Let width = $w$, length = $w + 10$ $$w(w + 10) = 144$$ $$w^2 + 10w - 144 = 0$$ $$(w + 18)(w - 8) = 0$$ $$w = 8 \text{ m (rejecting } w = -18 \text{)}$$

Width = 8 m, Length = 18 m

Problem: Two numbers differ by 5. Their product is 84. Find the numbers.

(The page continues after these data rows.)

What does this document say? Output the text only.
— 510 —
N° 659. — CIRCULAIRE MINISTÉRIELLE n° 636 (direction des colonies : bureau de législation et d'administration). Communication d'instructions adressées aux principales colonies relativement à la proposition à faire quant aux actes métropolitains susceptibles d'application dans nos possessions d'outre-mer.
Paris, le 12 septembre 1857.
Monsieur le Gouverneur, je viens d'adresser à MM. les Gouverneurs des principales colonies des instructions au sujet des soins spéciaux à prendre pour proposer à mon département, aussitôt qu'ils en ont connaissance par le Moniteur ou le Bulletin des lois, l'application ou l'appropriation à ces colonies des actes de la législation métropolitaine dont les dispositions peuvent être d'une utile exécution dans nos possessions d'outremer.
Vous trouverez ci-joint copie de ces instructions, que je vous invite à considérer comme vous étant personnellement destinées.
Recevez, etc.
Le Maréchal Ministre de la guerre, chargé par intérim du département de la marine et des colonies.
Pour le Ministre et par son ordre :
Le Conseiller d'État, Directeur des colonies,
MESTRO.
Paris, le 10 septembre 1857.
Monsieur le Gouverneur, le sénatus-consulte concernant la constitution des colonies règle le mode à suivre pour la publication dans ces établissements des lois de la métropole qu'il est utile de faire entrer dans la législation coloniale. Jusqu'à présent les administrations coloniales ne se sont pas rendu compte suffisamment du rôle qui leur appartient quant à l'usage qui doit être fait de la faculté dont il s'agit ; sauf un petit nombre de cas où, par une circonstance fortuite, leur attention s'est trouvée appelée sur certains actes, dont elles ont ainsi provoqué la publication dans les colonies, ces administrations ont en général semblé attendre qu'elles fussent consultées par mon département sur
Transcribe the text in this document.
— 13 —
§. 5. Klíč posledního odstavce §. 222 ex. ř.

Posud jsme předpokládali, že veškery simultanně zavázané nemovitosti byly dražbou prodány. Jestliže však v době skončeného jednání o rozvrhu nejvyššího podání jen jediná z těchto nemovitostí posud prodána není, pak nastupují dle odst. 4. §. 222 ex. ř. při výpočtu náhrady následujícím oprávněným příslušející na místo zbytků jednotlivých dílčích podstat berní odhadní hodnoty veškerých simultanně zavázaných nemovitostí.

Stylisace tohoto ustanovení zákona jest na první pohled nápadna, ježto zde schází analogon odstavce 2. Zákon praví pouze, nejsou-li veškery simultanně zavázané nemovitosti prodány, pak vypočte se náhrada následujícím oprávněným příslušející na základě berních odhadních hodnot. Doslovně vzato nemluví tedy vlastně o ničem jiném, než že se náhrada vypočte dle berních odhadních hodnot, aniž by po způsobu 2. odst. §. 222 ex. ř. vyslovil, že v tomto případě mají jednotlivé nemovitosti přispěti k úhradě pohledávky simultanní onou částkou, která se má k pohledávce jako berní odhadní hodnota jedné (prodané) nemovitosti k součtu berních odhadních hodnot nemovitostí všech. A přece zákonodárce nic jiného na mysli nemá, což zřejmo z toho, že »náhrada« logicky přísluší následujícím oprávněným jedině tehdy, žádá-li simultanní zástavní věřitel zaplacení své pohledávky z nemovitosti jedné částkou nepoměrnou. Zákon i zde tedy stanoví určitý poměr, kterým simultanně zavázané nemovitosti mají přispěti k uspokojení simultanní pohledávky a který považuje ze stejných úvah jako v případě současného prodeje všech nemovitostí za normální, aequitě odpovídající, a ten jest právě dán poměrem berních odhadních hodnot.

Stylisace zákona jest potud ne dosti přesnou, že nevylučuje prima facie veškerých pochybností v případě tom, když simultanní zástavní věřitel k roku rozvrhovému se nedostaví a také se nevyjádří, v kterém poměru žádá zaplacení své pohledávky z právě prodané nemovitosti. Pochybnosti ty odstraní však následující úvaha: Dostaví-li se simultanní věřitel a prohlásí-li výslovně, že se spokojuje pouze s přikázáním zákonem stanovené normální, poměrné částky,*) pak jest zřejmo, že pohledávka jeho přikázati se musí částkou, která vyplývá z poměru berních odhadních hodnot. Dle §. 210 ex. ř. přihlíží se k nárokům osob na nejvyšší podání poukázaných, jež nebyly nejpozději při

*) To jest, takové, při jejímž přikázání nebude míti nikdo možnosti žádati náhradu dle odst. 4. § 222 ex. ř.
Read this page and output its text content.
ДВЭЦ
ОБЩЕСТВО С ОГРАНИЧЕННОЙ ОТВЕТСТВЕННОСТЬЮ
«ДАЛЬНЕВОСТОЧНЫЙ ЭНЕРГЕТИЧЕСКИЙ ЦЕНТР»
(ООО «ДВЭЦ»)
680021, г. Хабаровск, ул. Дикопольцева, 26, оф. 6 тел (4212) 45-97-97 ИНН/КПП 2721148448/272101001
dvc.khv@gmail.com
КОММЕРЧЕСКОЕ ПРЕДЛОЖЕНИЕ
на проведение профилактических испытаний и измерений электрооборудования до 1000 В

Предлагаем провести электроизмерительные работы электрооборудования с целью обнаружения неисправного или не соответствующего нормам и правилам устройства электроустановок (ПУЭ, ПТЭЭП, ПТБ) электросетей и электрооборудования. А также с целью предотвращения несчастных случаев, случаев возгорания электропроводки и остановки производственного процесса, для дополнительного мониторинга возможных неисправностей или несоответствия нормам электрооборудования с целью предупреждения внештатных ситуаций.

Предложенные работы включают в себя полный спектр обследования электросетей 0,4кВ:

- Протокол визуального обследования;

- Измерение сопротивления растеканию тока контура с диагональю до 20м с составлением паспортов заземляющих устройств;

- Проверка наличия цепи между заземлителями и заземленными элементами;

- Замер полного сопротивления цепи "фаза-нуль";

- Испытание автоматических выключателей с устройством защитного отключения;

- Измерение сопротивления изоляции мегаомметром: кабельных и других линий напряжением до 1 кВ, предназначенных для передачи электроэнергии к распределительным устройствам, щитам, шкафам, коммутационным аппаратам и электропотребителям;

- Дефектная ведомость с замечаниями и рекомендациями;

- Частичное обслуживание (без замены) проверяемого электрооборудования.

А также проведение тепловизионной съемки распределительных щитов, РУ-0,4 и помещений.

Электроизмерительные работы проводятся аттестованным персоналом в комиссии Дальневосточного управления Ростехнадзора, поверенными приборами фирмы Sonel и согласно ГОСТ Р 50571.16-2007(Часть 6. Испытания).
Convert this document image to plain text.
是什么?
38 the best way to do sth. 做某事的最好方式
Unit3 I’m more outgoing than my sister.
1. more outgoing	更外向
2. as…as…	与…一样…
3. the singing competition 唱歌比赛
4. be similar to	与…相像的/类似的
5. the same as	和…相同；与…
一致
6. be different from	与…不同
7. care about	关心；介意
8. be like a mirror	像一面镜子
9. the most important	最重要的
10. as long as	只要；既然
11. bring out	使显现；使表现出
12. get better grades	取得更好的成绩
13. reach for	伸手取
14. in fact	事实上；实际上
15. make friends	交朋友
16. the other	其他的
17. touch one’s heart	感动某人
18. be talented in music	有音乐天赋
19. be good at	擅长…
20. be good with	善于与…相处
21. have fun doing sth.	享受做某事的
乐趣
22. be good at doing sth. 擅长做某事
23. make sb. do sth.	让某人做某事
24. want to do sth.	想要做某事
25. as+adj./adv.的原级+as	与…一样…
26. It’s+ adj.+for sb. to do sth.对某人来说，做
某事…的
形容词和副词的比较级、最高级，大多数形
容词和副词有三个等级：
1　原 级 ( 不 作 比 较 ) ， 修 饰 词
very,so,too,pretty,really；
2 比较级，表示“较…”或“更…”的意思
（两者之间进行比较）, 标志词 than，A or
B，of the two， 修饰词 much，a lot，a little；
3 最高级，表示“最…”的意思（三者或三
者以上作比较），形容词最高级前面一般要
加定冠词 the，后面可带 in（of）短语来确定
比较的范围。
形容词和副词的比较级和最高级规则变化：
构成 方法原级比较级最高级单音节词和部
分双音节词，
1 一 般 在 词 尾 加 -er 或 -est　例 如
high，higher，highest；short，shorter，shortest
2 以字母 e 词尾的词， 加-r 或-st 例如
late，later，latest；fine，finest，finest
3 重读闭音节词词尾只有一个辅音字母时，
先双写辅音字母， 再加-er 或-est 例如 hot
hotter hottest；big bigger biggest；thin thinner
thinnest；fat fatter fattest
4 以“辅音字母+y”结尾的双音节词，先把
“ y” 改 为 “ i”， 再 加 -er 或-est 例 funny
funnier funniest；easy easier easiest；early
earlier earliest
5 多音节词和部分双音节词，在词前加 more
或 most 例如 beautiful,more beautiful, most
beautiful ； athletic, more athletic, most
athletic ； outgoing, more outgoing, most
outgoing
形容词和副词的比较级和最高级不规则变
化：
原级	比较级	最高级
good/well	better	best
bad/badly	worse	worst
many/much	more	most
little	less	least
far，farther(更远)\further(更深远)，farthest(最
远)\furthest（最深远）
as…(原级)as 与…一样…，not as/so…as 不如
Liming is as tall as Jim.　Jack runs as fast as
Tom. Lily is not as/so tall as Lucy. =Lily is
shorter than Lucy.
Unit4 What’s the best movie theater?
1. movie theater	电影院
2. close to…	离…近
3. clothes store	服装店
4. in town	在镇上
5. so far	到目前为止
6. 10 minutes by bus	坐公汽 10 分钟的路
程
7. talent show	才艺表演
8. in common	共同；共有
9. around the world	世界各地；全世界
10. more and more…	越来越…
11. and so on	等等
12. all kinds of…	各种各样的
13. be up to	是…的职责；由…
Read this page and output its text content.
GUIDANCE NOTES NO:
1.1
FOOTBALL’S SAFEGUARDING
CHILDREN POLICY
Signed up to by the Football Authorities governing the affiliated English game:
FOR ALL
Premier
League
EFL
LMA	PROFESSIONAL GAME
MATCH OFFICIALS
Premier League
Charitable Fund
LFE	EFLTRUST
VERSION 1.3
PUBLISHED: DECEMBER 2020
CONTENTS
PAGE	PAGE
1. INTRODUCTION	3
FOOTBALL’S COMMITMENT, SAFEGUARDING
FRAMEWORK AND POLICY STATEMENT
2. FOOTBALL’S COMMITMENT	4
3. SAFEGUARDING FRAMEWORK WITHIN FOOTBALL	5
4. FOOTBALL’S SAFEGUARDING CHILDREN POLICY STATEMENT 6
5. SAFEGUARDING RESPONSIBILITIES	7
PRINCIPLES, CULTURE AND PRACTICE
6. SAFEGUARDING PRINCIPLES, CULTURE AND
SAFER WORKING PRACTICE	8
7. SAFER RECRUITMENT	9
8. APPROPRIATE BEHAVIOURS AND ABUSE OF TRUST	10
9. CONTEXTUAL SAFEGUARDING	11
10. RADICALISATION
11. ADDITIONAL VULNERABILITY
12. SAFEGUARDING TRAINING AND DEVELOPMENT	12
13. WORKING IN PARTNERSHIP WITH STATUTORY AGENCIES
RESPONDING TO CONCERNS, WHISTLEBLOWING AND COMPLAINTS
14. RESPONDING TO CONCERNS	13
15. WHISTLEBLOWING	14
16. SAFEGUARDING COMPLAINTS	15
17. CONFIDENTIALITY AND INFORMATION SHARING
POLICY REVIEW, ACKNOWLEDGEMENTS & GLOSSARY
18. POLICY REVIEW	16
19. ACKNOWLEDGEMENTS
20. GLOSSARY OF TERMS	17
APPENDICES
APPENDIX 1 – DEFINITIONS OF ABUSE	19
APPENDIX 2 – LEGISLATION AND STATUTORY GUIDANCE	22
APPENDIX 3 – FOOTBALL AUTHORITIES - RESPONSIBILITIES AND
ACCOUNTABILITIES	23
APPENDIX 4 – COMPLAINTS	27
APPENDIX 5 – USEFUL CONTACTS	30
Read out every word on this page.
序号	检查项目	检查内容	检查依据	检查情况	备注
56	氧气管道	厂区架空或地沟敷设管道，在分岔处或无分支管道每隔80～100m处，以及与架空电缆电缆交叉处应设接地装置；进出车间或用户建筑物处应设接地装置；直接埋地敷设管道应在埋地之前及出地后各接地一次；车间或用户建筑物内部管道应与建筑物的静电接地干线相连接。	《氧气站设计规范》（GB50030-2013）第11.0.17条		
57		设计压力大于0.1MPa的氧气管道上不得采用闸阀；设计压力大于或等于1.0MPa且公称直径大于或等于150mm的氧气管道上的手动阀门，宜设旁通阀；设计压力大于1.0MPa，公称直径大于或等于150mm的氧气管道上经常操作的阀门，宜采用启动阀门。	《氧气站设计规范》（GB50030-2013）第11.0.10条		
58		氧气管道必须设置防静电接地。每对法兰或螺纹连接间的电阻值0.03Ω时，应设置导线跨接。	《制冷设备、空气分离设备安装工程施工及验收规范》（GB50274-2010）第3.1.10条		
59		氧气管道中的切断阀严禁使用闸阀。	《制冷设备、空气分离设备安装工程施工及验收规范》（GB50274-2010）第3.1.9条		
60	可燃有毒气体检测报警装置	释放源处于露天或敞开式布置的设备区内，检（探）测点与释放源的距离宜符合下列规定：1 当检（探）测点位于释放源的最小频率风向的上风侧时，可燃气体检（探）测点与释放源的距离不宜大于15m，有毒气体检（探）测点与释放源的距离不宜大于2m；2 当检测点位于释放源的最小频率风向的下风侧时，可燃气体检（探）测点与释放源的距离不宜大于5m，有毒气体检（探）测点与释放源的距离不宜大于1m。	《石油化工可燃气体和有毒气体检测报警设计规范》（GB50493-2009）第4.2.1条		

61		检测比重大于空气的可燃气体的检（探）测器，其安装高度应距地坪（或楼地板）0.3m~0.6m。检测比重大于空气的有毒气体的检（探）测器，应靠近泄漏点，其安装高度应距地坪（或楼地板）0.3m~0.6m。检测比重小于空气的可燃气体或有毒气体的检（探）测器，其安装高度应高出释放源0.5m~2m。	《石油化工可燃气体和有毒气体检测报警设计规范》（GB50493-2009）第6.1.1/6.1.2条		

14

Let $x$ and $y$ with $x - y = 5$ and $xy = 84$ $$x = y + 5$$ $$(y + 5)y = 84$$ $$y^2 + 5y - 84 = 0$$ $$(y + 12)(y - 7) = 0$$ $$y = 7 \text{ or } y = -12$$

Numbers: 12 and 7, or −7 and −12

Simultaneous Inequalities:

Find the range of values satisfying both: $$2x + 3 < 11 \quad \Rightarrow \quad x < 4$$ $$3x - 2 > 1 \quad \Rightarrow \quad x > 1$$

Solution: $1 < x < 4$

Indicial/Exponential Equations:

Problem: Solve $2^{x+1} = 16$ $$2^{x+1} = 2^4$$ $$x + 1 = 4$$ $$x = 3$$

Problem: Solve $3^{2x} = 27$ $$3^{2x} = 3^3$$ $$2x = 3$$ $$x = \frac{3}{2}$$

Logarithmic Equations:

Problem: Solve $\log_2(x + 3) = 5$ $$x + 3 = 2^5$$ $$x + 3 = 32$$ $$x = 29$$

⚡ WAEC Examination Patterns: Solve linear equations (including with brackets and fractions). Solve quadratic equations by formula and factorisation. Solve simultaneous linear equations. Set up and solve equations from word problems. Solve quadratic inequalities. Use the discriminant to determine the nature of roots.